Non si può dire che l’amministrazione Frontini non sia pronta e ricettiva di fronte alle grandi scelte che riguardano il turismo, la cultura e le tradizioni. Basti ricordare due fatti recentissimi al riguardo: il previdente anticipo con cui si è dato il via alla preparazione, e alle linee guida, del Trasporto di Santa Rosa del 2024 e al velocissimo passaggio delle consegne da Gloria alla nuova Macchina, in appena ventiquattr’ore; l’unanimità e l’entusiasmo con cui il consiglio comunale ha votato la suggestiva e coraggiosa decisione di mettersi in lizza per concorrere alla straordinaria gara per il titolo di capitale europea della cultura 2033. Due importanti fatti simbolo, che praticamente tutta la città ha condiviso con un certo orgoglio.

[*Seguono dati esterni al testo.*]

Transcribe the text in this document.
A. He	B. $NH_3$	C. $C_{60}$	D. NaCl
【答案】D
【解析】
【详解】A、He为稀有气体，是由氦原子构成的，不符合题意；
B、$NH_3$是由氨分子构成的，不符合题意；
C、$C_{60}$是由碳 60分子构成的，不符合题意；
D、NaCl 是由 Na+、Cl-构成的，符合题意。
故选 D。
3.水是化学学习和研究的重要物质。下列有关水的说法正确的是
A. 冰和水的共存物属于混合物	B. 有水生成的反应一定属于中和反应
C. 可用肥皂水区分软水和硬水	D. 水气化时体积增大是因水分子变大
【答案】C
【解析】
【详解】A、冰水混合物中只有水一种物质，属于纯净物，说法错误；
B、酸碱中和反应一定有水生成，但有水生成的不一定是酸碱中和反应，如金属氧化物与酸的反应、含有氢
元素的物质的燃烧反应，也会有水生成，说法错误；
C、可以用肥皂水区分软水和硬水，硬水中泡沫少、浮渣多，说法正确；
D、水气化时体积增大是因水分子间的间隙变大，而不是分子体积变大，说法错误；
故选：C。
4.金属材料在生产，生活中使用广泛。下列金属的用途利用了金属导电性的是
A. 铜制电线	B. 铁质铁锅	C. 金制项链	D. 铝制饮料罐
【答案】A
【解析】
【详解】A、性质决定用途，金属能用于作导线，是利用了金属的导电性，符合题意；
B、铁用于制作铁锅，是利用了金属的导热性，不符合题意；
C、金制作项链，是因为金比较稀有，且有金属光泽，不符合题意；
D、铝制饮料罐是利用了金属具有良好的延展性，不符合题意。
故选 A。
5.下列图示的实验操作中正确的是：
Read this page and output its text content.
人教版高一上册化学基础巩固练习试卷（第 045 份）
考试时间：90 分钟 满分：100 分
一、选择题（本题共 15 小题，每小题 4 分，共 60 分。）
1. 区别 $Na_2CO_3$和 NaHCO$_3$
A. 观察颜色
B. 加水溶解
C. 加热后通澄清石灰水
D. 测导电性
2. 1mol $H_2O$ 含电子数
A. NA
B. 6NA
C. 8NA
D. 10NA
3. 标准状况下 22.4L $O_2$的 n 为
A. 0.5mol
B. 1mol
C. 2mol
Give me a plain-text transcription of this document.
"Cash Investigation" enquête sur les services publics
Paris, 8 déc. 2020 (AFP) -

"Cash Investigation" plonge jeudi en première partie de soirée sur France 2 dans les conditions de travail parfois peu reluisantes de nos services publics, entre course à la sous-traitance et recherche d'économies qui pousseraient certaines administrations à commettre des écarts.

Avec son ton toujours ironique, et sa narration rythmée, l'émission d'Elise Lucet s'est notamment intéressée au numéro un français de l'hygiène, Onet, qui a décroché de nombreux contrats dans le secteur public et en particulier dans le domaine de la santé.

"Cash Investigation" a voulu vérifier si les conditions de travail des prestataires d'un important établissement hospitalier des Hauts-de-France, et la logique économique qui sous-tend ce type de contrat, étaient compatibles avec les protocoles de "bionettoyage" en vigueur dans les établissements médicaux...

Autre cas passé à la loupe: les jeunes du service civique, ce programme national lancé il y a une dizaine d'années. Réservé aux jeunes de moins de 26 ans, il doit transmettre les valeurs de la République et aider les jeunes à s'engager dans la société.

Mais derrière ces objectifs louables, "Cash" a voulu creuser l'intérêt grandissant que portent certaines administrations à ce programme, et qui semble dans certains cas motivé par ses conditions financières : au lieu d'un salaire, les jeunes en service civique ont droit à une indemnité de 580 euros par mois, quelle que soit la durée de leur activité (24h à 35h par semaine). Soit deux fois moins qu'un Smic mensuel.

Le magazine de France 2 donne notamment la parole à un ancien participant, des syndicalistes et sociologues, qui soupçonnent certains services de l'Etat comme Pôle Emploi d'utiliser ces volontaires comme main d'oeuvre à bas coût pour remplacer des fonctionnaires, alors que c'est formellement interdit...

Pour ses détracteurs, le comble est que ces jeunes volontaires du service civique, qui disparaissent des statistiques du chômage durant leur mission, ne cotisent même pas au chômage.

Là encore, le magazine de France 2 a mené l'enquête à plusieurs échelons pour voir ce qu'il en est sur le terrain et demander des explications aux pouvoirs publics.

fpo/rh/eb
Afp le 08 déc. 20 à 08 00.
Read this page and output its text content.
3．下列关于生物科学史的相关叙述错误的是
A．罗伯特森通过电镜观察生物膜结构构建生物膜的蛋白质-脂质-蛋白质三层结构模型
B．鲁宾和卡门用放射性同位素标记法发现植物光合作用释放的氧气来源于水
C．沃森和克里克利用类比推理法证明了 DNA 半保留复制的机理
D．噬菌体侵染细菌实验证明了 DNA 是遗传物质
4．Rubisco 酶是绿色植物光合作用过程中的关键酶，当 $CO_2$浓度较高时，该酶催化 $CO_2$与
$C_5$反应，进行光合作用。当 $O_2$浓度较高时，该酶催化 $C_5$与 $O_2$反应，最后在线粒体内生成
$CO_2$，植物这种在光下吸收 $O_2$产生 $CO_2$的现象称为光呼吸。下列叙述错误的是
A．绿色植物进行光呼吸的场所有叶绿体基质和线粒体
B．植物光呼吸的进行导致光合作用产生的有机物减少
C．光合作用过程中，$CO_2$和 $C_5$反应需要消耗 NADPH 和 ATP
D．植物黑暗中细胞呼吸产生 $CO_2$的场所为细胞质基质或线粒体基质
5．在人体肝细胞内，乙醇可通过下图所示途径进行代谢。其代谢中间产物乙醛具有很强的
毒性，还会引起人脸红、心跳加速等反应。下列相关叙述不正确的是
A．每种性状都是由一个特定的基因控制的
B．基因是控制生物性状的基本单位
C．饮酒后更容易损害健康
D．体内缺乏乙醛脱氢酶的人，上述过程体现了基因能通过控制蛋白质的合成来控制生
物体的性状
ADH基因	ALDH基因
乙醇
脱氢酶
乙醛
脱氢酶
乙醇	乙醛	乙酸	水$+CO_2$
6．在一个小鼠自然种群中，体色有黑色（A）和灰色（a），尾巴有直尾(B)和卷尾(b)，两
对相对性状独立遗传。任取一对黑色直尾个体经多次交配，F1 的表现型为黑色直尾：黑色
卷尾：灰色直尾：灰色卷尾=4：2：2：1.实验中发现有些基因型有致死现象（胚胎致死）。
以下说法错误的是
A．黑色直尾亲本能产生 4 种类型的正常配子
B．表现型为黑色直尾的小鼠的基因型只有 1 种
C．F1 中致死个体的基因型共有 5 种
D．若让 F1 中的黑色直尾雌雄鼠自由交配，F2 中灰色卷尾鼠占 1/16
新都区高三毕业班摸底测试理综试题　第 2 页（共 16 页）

Ma i problemi si complicano quando si tratta non di decidere in prospettiva, bensì di agire subito - e senza troppo storcere il naso - per preservare manifestazioni ed eventi che sono profondamente connaturati e legati al tessuto sociale e culturale di Viterbo. Insomma, pare che per l’attuale giunta sia più facile guardare avanti e programmare a distanza piuttosto che mantenere subito sani e salvi alcuni vividi capisaldi della vita della città, eventi che da decenni tengono per mano l’evolversi della nostra storia.

Siamo alle dolenti note, perciò. Prima il discusso no al mercatino di Natale al Sacrario, che pure emanava ondate di calore religioso e clima di festa, un no che ha tagliato fuori un bel po’ di turismo (povero o non povero) dalla tappa viterbese. Poi, piuttosto clamorosamente e confusamente, lo stop improvviso - che si rivelerà poi parziale - al tradizionale e sorridente “San Pellegrino in fiore”, diventato alla fine "Viterbo in festa" e spostato più in là perché, secondo la giunta, oggi non sarebbero stati sufficienti né i tempi né i soldi per organizzare e realizzare adeguatamente la manifestazione nei suoi canoni più apprezzati.

È stata questa circostanza, soprattutto, a provocare una mezza rivolta in città, abituata a ritenere questo ormai trentennale omaggio un inno all' accoglienza di Viterbo e al suo appeal.

Che poi questa festa sia stata salvata in extremis dalla Pro Loco e da altre cinquanta e più realtà private, con il supporto (ma in che forma?) dello stesso Comune - che ha fatto marcia indietro scendendo a più miti consigli - conta fino a un certo punto: la realtà è che Palazzo dei Priori si è pericolosamente allontanato per un pugno di giorni dal solidale sentire della città e ha messo a rischio la prosecuzione della vita di una kermesse vitale e profondamente condivisa.

Fatti, quelli che abbiamo citato, che non hanno giovato alla coesione cittadina.

In entrambi i casi, poi, quelle due scelte risultate sgradevoli alla popolazione - una neutralizzata per il rotto della cuffia - sono venute dalla stessa persona, che certamente non può essere tacciato di ignoranza: l’assessore al turismo e allo sviluppo economico, nonché stimato docente universitario, Silvio Franco, di cui le opposizioni, soprattutto Fratelli d' Italia, chiedono a gran voce le dimissioni e che la sindaca Frontini - pur insistendo sulla compattezza della giunta - ha di fatto sfiduciato gettando una ciambella di salvataggio a quella manifestazione - “San Pellegrino in fiore”, poi diventata appunto “Viterbo in festa” - che era ad un passo dal naufragio.

Il punto è comunque la concezione elitaria e un po' snobistica del tipo di turismo adatto a Viterbo, e dunque da incentivare, che va predicando il professor Franco.

Un turismo d’ elite artistico e culturale e non un turismo popolare e mordi e fuggi, attratto - per esempio a Natale - dall’atmosfera sacrale che si respira ma anche dal più laico culto del regalino in tema. E proprio qui vengono i dubbi. Privilegiando questo afflusso di turismo “ricco” - esigente e di nicchia - non si rischia di privare Viterbo di una larga fetta di utenza che, in ogni caso, affolla e vivacizza la città seppure spesso per poche ore?

Prima di fare scelte di questa natura, bisognerebbe dedicare un po’ di tempo e di attenzione alla posta in palio, che poi è la godibilità di Viterbo agli occhi di chi viene da fuori. Non poco, davvero. Per oggi come per domani. E quindi aumentare l’offerta, non diminuirla.